The Homeworld Lantern. Shining out from the depths of Tuggeranong like the Lighthouse of Alexandria, this beacon reminds everyone of where they are – especially handy if you’ve just come out of Wanniassa or Chisholm or another confusing, crazy suburb that lives down there, and your choices are to turn left or right – one will take you down to Tharwa or Mittagong or some bumfuck nowhere place, and the other will put you back onto the Parkway. Just stop, and look around. High above the treeline, glowing like the star that led the Wise Men to baby Jesus, is the Homeworld Lantern. Get your bearings and carry on, soldier. Is also handy if you’re in Tuggers and looking for KFC.

In ancient Canberran mythology, the Homeworld Lantern was created from the eye of Sharon, the fifteen year old Tuggeranong goddess of fertility and Centrelink. According to the classic poem “4 eva”, which was written on the underpass wall on Boddington Crescent in Kambah, Sharon and Tracee (the goddess of hydroponic plant growth) were locked in an epic battle over who pashed Wayne (the semi-deity of black jeans) first. Tracee ripped out Sharon’s eye and threw it into Lake Tuggeranong, which then spewed it back out and into the sky. Sharon, one-eyed and bloody, still managed to defeat Tracee by luring her onto Wheeler Crescent, where she became stuck in the Wheeler/Sternberg loop, and no-one ever heard from her again. For years afterwards, people entering Wanniassa said they entered it with a full pack of cigarettes, and when they left, they were all gone.

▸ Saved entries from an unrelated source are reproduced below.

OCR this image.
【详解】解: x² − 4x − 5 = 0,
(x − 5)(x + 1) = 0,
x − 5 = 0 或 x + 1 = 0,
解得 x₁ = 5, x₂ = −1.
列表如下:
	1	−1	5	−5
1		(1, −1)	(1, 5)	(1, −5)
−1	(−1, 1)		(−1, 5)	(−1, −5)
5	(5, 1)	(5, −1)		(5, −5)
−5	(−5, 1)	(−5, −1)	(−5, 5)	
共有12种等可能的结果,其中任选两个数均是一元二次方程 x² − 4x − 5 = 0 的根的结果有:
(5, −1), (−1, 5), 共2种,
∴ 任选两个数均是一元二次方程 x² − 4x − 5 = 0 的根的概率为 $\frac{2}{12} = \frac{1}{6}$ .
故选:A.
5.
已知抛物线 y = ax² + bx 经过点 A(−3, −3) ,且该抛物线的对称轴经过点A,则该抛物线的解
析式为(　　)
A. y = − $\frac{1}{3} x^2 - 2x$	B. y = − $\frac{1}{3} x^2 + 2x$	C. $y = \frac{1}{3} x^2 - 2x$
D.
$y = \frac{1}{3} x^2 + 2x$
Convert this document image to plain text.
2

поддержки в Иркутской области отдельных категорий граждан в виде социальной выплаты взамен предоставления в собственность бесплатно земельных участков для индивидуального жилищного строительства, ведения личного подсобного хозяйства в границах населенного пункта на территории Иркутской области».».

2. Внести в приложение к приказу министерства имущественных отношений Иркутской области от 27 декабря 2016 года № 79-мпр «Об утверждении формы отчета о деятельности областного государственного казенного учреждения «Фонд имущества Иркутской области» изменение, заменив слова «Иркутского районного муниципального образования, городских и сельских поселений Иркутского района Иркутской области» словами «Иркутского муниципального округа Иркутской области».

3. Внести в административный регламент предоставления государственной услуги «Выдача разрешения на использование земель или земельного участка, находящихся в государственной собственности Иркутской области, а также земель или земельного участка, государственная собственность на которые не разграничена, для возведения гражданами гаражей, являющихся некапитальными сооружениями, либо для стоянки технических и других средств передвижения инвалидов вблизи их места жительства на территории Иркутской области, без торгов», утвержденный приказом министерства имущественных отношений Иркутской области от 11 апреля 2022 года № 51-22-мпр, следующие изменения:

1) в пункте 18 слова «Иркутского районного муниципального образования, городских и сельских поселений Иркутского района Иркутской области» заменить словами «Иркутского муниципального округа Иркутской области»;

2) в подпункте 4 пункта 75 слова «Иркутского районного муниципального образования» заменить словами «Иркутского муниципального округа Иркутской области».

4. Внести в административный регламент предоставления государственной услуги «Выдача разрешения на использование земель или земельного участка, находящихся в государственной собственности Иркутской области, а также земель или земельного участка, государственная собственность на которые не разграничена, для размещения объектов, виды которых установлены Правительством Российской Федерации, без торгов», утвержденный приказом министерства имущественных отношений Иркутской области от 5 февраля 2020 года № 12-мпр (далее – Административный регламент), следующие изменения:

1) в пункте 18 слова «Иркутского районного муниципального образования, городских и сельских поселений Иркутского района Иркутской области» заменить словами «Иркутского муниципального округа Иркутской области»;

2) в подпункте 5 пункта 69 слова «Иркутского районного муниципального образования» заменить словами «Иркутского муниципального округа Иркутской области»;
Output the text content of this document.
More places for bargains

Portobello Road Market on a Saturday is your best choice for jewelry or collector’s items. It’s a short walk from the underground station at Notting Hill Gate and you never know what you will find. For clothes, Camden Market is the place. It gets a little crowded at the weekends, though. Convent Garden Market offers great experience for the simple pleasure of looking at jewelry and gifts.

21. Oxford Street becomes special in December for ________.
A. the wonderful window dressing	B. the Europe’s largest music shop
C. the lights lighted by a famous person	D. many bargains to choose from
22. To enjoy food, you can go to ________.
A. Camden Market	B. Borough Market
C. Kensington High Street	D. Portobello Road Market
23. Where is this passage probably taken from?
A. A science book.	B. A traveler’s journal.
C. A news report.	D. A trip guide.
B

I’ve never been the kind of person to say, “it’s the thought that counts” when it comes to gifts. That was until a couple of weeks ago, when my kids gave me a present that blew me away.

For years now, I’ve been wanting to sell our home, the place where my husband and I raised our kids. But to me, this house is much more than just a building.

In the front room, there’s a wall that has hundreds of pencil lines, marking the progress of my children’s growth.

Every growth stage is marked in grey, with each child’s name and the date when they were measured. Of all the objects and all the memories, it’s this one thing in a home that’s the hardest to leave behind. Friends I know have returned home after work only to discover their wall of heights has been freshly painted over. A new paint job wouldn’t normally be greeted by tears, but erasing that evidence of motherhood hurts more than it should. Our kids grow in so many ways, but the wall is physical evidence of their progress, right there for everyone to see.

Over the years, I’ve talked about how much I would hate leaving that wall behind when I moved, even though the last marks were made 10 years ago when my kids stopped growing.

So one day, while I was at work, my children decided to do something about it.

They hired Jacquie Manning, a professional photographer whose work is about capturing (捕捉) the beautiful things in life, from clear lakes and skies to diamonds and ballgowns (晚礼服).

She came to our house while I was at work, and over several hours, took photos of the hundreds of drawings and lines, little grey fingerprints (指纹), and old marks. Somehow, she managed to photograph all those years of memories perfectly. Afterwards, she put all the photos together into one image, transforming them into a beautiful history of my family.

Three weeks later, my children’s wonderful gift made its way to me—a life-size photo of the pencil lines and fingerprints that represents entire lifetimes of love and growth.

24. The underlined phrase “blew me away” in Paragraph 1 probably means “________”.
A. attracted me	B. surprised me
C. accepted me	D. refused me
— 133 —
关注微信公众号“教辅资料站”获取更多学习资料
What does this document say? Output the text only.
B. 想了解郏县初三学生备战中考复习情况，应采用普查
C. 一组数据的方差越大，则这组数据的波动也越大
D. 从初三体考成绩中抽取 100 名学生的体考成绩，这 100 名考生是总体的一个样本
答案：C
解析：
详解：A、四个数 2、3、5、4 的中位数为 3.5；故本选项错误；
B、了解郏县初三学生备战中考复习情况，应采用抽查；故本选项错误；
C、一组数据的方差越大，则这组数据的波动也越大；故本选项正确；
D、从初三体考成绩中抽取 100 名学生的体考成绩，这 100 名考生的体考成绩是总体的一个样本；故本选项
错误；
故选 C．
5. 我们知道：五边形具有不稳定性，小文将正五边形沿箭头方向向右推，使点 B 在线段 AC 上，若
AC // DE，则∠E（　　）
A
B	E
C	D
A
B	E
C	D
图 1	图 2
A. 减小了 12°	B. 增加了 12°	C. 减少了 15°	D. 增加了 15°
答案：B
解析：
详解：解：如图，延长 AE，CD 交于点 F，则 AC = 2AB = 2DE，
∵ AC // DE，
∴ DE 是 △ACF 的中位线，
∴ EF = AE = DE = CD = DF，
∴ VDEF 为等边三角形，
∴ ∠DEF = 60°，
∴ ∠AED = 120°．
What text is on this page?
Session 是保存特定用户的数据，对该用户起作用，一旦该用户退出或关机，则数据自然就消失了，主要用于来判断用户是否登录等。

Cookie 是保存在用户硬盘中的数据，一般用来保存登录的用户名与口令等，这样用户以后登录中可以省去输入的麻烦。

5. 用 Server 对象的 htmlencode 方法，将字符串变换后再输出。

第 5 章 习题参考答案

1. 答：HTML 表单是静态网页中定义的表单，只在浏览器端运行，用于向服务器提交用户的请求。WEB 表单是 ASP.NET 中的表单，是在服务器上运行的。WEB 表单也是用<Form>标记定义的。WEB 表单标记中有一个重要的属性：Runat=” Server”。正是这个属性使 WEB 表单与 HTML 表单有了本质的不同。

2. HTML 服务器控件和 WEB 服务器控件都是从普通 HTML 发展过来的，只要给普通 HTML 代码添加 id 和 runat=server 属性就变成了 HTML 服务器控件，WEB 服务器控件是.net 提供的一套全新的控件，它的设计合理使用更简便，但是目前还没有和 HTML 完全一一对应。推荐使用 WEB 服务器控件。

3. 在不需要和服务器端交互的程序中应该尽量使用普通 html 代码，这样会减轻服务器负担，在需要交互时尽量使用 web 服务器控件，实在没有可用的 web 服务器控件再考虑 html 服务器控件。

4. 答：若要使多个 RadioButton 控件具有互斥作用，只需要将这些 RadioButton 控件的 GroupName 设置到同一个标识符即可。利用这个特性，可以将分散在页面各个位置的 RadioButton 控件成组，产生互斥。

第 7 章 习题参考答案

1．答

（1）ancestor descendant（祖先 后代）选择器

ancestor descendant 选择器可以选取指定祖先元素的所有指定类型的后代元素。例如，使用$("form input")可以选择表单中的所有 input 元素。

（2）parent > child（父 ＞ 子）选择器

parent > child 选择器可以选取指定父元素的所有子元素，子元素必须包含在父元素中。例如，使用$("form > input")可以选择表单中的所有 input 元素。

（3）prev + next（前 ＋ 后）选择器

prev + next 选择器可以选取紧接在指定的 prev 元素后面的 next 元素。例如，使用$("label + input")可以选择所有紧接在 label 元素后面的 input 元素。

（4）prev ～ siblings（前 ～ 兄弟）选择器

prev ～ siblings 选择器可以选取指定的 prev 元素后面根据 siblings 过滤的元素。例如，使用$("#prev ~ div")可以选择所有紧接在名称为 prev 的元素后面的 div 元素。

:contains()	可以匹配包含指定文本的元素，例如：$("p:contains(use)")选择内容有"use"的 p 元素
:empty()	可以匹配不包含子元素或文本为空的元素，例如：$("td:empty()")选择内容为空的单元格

The Parkway Datto. The sight of a broken down car on the Tuggeranong Parkway is not a rare one. But there is one car that has become a part of Canberra’s folklore over several years – the Parkway Datto. The Parkway Datto (or PD, for those in the know) has the mystical ability to appear in a slightly different position along the stretch of road that joins Tuggeranong to Belconnen to each person who views it. So too, does the car lose another piece of itself. First the hubcaps are gone, then the wheels get stolen, then the back window is smashed, the front windscreen disappears, then the mirrors, bonnet, the steering wheel. All gone. But yet, the PD never completely disappears. A mystery made by man, but beyond our comprehension.

Wednesday, August 01, 2007

MEBCAM returns!

It's August, so you know what that means...

C is for the Capital of Australia (and my heart)
A is for the month of August (Canberra Appreciation Month)
N is for the Nowhere else I’d rather be
B is for the Burley of Walter Burley Griffin fame, who designed our fair city.
E is for the Easy-going cab drivers
R is for the Rest of the world (and how they can get stuffed cause they don’t live here. Losers)
R is for the extra R in Canberra
A is for the way you say “Hey” or try to start speaking Scottish after a few pints.

Welcome to Mister Evil Breakfast's Canberra Appreciation Month for 2007!